Вид у Ибрагима был болезненный, усталый и безразличный. Ему было лет сорок, но выглядел он много старше. Кое-что Тигран знал из его жизни большая семья, больные дети, но о главном горе и не догадывался.
– Почему такой бледный? Ты что, больной?
– спросил Тигран.
– Если правду сказать, Тигран, замерз я в машине. Ночь была холодная, а сам я видишь как легко одет. Хорошо бы чего-нибудь сейчас выпить!.. Покушать бы хорошо!.. Они все, что привезли с собой, в палатку забрали. А я все в машине. Я все молчу. Молчу, потому что нигде нет другой работы, Тигран.
Тигран подержал в руке бутылку с аракой и решительно протянул руку:
– Давай пробочник!
– Нет, не надо, Тигран.
– Ибрагим отстранил его руку.
– Давай, давай! Сергей Мироныч не такой человек.
Он вытащил из машины корзину, отрезал чурека, сыру, достал огурцов и, налив рюмку араки, все это поставил перед Ибрагимом.
С жадностью Ибрагим выпил и стал есть хлеб с сыром.
"Как голоден человек!" У Тиграна такая злость поднялась против главного геолога, спящего сейчас в палатке, что он выругался по его адресу; потом, вскочив, нервно заходил около машины и, думая о том, чем бы помочь Ибрагиму в его беде, решил, что обо всем расскажет Сергею Миронычу. И, подумав, что, конечно, Сергей Мироныч не оставит человека в беде, велит Ибрагима перевести на машину к хорошему начальнику, он успокоился сам, успокоил и шофера, предложив ему еще хлеба и сыру.
– Надо веточек набрать... Разобрать вещи... Раков наловить... Настругать шомполы... Бутылки закопать... Пойти за дичью и потрошить ее. Вот, Ибрагим, сколько у меня хлопот!
– Хорошо тебе, Тигран, у Кирова. Ты у него что сын родной. Еще в прошлом году бегал с беспризорниками, а теперь ты вон какой, вон у кого работаешь.
– А с нового года я и учиться пойду, Ибрагим, - похвастался Тигран. Сергей Мироныч посылает. У меня и учитель есть, в рабфак готовит. Буду знаешь кем? Архитектором! Дома буду строить, такие красивые и большие, какие никогда и никто не строил.
Где-то раздался выстрел.
Тигран вскочил.
– Слышишь? Сергей Мироныч начал!
Раздался второй и третий выстрел.
Из палатки, натягивая на себя рубаху, вышел Балабек Ахундов грузный, широколицый, в пенсне. Вслед за ним в купальных костюмах выбежали две молодые женщины и, схватившись за руки, запрокинув головы, побежали к морю.

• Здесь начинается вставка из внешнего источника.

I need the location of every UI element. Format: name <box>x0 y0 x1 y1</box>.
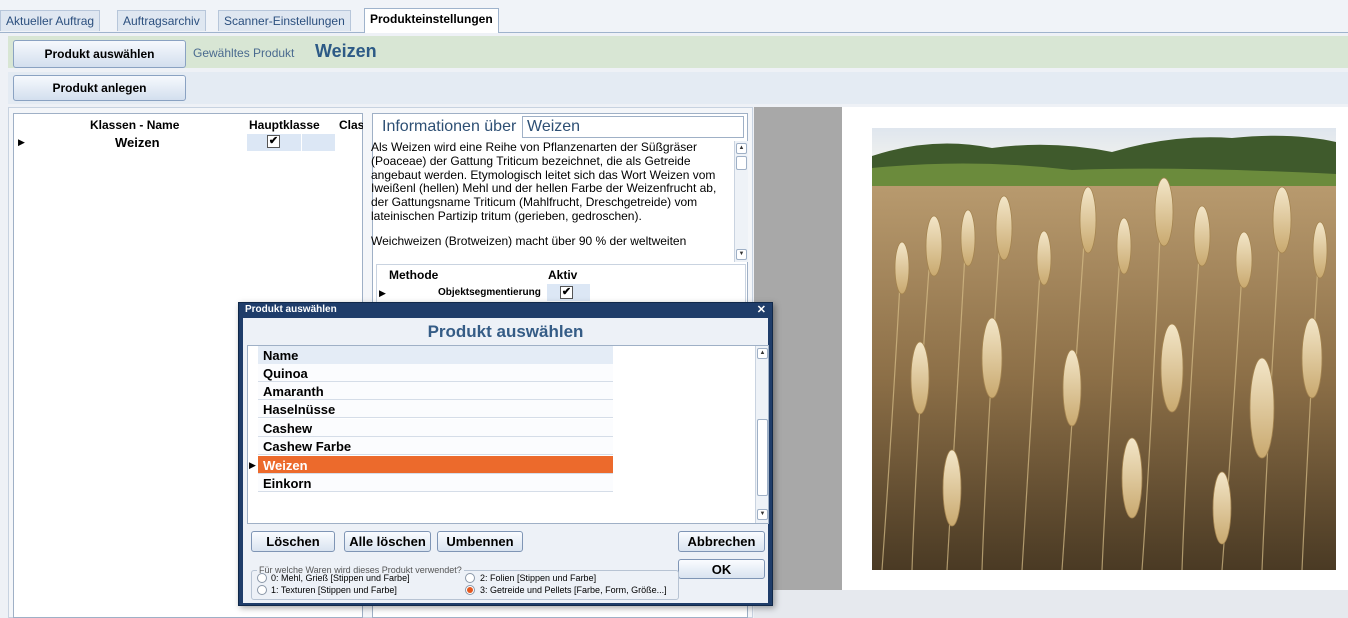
list-item[interactable]: Quinoa <box>258 364 613 382</box>
ok-button[interactable]: OK <box>678 559 765 579</box>
scroll-down-icon[interactable]: ▼ <box>736 249 747 260</box>
scroll-thumb[interactable] <box>736 156 747 170</box>
usage-option-3-radio[interactable] <box>465 585 475 595</box>
list-item[interactable]: Cashew <box>258 419 613 437</box>
dialog-titlebar[interactable]: Produkt auswählen ✕ <box>239 303 772 317</box>
tab-produkteinstellungen[interactable]: Produkteinstellungen <box>364 8 499 33</box>
info-title: Informationen über <box>382 118 517 135</box>
tab-auftragsarchiv[interactable]: Auftragsarchiv <box>117 10 206 31</box>
info-paragraph: Weichweizen (Brotweizen) macht über 90 %… <box>371 233 687 248</box>
tab-bar: Aktueller Auftrag Auftragsarchiv Scanner… <box>0 0 1348 33</box>
usage-option-3-label[interactable]: 3: Getreide und Pellets [Farbe, Form, Gr… <box>480 585 667 595</box>
delete-all-button[interactable]: Alle löschen <box>344 531 431 552</box>
create-product-bar <box>8 72 1348 104</box>
list-item[interactable]: Haselnüsse <box>258 400 613 418</box>
list-column-header-name[interactable]: Name <box>258 346 613 364</box>
scroll-up-icon[interactable]: ▲ <box>736 143 747 154</box>
tab-aktueller-auftrag[interactable]: Aktueller Auftrag <box>0 10 101 31</box>
row-pointer-icon: ▶ <box>379 288 386 298</box>
column-header-class[interactable]: Class <box>339 118 363 132</box>
info-product-field[interactable]: Weizen <box>522 116 744 138</box>
rename-button[interactable]: Umbennen <box>437 531 523 552</box>
row-pointer-icon: ▶ <box>18 137 25 147</box>
row-pointer-icon: ▶ <box>249 460 256 470</box>
class-cell[interactable] <box>302 134 335 151</box>
delete-button[interactable]: Löschen <box>251 531 335 552</box>
selected-product-value: Weizen <box>315 41 377 61</box>
method-active-checkbox[interactable]: ✔ <box>560 286 573 299</box>
column-header-aktiv[interactable]: Aktiv <box>548 268 577 282</box>
product-image <box>872 128 1336 570</box>
column-header-methode[interactable]: Methode <box>389 268 438 282</box>
tab-scanner-einstellungen[interactable]: Scanner-Einstellungen <box>218 10 351 31</box>
image-footer <box>754 590 1348 618</box>
info-description: Als Weizen wird eine Reihe von Pflanzena… <box>371 141 733 260</box>
class-name-cell[interactable]: Weizen <box>115 135 160 150</box>
hauptklasse-cell[interactable]: ✔ <box>247 134 301 151</box>
list-scrollbar[interactable]: ▲ ▼ <box>755 346 768 523</box>
scroll-up-icon[interactable]: ▲ <box>757 348 768 359</box>
usage-option-2-label[interactable]: 2: Folien [Stippen und Farbe] <box>480 573 596 583</box>
product-list: Name Quinoa Amaranth Haselnüsse Cashew C… <box>247 345 769 524</box>
info-scrollbar[interactable]: ▲ ▼ <box>734 141 748 262</box>
usage-option-2-radio[interactable] <box>465 573 475 583</box>
column-header-klassen-name[interactable]: Klassen - Name <box>90 118 179 132</box>
list-item[interactable]: Cashew Farbe <box>258 437 613 455</box>
scroll-down-icon[interactable]: ▼ <box>757 509 768 520</box>
select-product-button[interactable]: Produkt auswählen <box>13 40 186 68</box>
method-active-cell[interactable]: ✔ <box>547 284 590 301</box>
cancel-button[interactable]: Abbrechen <box>678 531 765 552</box>
usage-option-1-label[interactable]: 1: Texturen [Stippen und Farbe] <box>271 585 397 595</box>
dialog-window-title: Produkt auswählen <box>245 304 337 315</box>
select-product-dialog: Produkt auswählen ✕ Produkt auswählen Na… <box>238 302 773 606</box>
method-name-cell[interactable]: Objektsegmentierung <box>438 287 541 298</box>
dialog-heading: Produkt auswählen <box>427 322 584 341</box>
close-icon[interactable]: ✕ <box>757 303 766 316</box>
list-item-selected[interactable]: Weizen <box>258 456 613 474</box>
dialog-body: Produkt auswählen Name Quinoa Amaranth H… <box>243 318 769 603</box>
scroll-thumb[interactable] <box>757 419 768 496</box>
usage-option-1-radio[interactable] <box>257 585 267 595</box>
usage-option-0-label[interactable]: 0: Mehl, Grieß [Stippen und Farbe] <box>271 573 410 583</box>
column-header-hauptklasse[interactable]: Hauptklasse <box>249 118 320 132</box>
info-paragraph: Als Weizen wird eine Reihe von Pflanzena… <box>371 141 717 223</box>
hauptklasse-checkbox[interactable]: ✔ <box>267 135 280 148</box>
create-product-button[interactable]: Produkt anlegen <box>13 75 186 101</box>
usage-option-0-radio[interactable] <box>257 573 267 583</box>
selected-product-caption: Gewähltes Produkt <box>193 46 295 60</box>
list-item[interactable]: Amaranth <box>258 382 613 400</box>
list-item[interactable]: Einkorn <box>258 474 613 492</box>
wheat-field-image <box>872 128 1336 570</box>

Из палатки вышел Карл Гюнтер. В руках у него была гитара и салфетка. Помахав салфеткой, он крикнул:
– Шофер, наберите инжира!
3
Родина Тиграна - Нагорный Карабах. Деревушка его ютилась в горах, меж самых причудливых скал. Домишки здесь были приземистые и маленькие, слепленные из кизячных кирпичей, конюшнями и дворами для овец служили простые пещеры, а там, внизу, среди стремительных и яростных потоков, низвергавшихся с горных вершин и широко разливавшихся весной, лежали пашни, виноградники, тутовые сады, и вся долина была покрыта благоухающими цветами.
Народ в этих местах жил крепкий, здоровый, храбрый, и столетние старцы, подобные юношам, совсем не были редкостью. Здешние ковры, шелка и шелковые платки, а также гончарные изделия, вина и арака пользовались большой славой в окрестных городах, а порою эта слава доходила и до купцов Баку и Тифлиса.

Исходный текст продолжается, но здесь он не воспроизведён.